The judicial reform and the elimination of autonomous bodies have undermined investor confidence, fostering a fiscal crisis compensated by excessive indebtedness and extreme tax collection policies. Sheinbaum’s «Plan México,» focused on strategic investments in energy, water, and transportation, promises to position the country in the world’s top 10 by GDP by 2030, attracting up to 100 billion dollars annually in Foreign Direct Investment (FDI) and keeping investment above 25% of GDP. Recently, the government backed 38 infrastructure proposals in collaboration with the private sector for 2026, including projects in renewable energies and highways. However, the Mexican Institute for Competitiveness (IMCO) warns of a flagrant budgetary insufficiency: the 27.2 billion dollars allocated for 2026 are far from the 46.2 billion needed annually. Without legal certainty, critics argue that only «crony capitalism» prospers, benefiting figures like Carlos Slim, who sees opportunities even in despotic environments.

Thirdly, the Observatory highlights the cultural weakness of democracy in Mexico, where a fragile civil society yields vassalage to caciquist and personalistic leaderships.
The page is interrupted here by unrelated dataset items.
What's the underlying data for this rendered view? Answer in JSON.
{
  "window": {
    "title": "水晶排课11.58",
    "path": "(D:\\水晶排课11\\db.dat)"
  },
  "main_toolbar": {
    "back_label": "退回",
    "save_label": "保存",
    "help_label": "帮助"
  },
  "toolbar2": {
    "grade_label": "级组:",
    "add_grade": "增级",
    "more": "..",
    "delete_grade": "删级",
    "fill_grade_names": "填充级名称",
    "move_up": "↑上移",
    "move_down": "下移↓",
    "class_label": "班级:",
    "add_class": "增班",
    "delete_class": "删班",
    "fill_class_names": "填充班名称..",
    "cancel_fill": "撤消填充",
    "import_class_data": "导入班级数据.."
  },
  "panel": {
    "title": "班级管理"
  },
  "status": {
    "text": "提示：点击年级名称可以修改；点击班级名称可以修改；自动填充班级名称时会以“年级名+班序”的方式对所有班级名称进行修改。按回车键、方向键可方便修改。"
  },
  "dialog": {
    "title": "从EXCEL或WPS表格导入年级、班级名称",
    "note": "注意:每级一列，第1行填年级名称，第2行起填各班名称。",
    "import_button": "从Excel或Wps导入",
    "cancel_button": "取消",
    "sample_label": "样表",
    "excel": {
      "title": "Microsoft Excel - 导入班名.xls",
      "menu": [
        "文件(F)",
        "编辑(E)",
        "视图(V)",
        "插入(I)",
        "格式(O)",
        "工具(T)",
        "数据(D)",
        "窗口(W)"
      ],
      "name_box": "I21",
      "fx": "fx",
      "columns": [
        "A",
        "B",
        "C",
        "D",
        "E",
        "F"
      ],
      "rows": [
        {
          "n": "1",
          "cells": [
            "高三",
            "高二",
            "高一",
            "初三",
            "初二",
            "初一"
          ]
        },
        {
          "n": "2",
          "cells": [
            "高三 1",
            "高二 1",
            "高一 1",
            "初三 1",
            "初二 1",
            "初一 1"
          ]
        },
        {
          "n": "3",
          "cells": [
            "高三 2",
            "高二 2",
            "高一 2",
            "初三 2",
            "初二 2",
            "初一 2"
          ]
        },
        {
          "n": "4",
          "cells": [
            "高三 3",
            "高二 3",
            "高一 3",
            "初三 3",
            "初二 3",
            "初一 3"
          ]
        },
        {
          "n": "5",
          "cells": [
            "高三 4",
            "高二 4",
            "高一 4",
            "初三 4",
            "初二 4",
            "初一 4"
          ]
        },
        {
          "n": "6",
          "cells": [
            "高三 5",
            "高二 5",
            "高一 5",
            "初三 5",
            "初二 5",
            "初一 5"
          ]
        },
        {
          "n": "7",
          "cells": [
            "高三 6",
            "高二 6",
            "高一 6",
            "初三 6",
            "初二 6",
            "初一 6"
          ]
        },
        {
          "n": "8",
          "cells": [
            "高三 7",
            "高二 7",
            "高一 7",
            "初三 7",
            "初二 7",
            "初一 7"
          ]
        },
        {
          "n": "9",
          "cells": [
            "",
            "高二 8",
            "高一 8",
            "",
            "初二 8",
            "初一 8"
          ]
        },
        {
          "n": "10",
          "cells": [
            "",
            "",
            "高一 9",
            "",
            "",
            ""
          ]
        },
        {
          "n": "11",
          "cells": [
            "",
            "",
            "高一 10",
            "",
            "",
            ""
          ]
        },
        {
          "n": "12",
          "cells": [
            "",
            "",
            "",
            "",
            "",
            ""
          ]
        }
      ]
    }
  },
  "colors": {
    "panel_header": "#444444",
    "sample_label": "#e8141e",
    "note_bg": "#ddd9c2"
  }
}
This dependency is not limited to the most impoverished and least educated layers, but permeates even among business tycoons, willing to ally with a «criminal State» for lucrative contracts. Practices like fiscal huachicol, which caused losses of 809,324 million pesos (equivalent to 41,747 million dollars) between 2018 and 2024—almost double the cost of Dos Bocas—and fentanyl production for export, underscore how political power intertwines with illicit interests. Remittances, which reached 62 billion dollars in 2025 representing 4% of GDP, are devalued by the «superpeso,» with a real drop of 4.8% between July 2024 and 2025 according to BBVA México, affecting family consumption and exacerbating the vulnerability of households dependent on these flows.

Defenders of the 4T highlight advances in poverty reduction and macroeconomic stability, but the criticisms are resounding: anemic growth, public debt projected to rise for 2026, persistent insecurity, and revisions to the North American Free Trade Agreement that threaten exports. Experts like those from Americas Quarterly point to dilemmas in PEMEX, fiscal deficits, and low productivity, while external challenges, such as possible tariff hikes pushed by Donald Trump and resource shortages, complicate the outlook.

For the Observatory, the crisis lies in the profound imbalances between the State, the Market, and Civil Society, an essential trinity for a democratic republic that has been undermined by capricious and populist decisions.

In its conclusion, the report calls for deep Catholic and citizen discernment, proposing that hope lies in the urban middle classes, educated in democratic values, to rebuild the Rule of Law and counter authoritarianism. Before a Mexico on the brink of the abyss, it is urgent to balance power, market, and civil society, far from the destructive populisms that threaten to perpetuate the economic labyrinth.